List<T> is not equal to List<T>?

Question

Have a look at this simple example of Java generics:

class List<T> {
    T head;
    List<T> next;
}

class A<T> {
    List<T> l;

    public <T> int length() {
        List<T> l = this.l;
        int c = 1;
        while (l.next != null) {
            c++;
            l = l.next;
        }
        return c;
    }

    public static void main(String[] args) {
        A<Integer> a = new A<Integer>();
        a.l = new List<Integer>();
        a.l.head = 123;
        a.l.next = new List<Integer>();
        a.l.next.head = 432;
        System.out.println("list length: " + a.length());
    }
}

It gets an error compiling, claiming that the types are incompatible, yet claiming that the two variables are the same type:

$ javac A.java && java A
A.java:10: incompatible types
found   : List<T>
required: List<T>
        List<T> l = this.l;
                        ^
1 error

If I change the first line of length() to List<T> l = (List<T>)(Object)this.l;, it works. Why?

Answer 1

You've declared a generic method inside a generic class with this line:

public <T> int length() {

This <T> is different than your class's <T>. According to the JLS Section 6.3:

The scope of a class's type parameter (§8.1.2) is the type parameter section of the class declaration, the type parameter section of any superclass or superinterface of the class declaration, and the class body.

You don't need to re-declare <T> on your method; the class's type parameter is already in scope.

To use your class's generic type parameter <T>, have your method not declare another <T> and simply use your class's <T>:

public int length() {

To understand why your casting works:

List<T> l = (List<T>)(Object)this.l;

You can cast any object to Object. Then you are casting the result to List<T>. You can always cast it to anything you want; Java will simply throw a ClassCastException at runtime if it wasn't really a List at runtime. But the compiler will also give a warning that it uses unchecked or unsafe operations, because it can't guarantee that this <T> is the original <T>.
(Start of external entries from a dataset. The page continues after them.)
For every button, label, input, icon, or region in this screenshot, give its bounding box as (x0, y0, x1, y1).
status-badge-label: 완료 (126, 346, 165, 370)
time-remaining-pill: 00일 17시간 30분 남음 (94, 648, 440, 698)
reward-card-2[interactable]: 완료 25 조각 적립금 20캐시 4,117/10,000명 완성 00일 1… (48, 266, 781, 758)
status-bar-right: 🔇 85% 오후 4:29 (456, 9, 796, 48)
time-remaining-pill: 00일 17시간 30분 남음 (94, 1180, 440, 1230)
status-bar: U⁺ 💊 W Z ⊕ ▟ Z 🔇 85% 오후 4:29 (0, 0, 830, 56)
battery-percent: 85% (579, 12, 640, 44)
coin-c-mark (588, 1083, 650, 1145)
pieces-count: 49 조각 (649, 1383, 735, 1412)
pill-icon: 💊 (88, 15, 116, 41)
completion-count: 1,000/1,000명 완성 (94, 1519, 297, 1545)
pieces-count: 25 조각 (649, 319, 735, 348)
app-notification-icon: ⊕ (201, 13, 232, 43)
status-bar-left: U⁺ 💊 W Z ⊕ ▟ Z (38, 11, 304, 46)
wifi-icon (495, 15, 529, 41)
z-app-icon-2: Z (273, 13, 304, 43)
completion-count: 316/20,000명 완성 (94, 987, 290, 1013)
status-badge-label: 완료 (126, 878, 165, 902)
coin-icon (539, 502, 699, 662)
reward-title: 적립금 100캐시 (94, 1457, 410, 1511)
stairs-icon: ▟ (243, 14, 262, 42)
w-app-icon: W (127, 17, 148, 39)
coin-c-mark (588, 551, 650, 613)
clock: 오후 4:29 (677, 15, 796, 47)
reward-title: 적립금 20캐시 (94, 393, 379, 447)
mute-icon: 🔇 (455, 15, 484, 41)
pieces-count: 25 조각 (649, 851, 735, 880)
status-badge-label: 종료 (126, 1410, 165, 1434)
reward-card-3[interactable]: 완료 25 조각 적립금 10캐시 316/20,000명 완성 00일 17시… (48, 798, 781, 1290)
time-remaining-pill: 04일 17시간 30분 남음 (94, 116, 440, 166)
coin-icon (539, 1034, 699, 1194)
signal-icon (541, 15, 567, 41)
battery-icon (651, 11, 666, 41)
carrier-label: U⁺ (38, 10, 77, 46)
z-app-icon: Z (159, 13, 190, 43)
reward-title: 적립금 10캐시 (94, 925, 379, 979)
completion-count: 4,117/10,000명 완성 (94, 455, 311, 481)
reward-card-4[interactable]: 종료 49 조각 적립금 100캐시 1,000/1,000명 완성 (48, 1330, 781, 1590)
To illustrate the difference between <T>s, you can use <U> as the generic type parameter for the method and get the same results:

public <U> int length() {
    List<U> l = (List<U>)(Object)this.l;

This compiles with the same type safety warning.

If you really know that type safety can be guaranteed, you can use @SuppressWarnings("unchecked") to annotate your method. But here, I'd still go with removing the generic type parameter from the method entirely, and using the class's type parameter.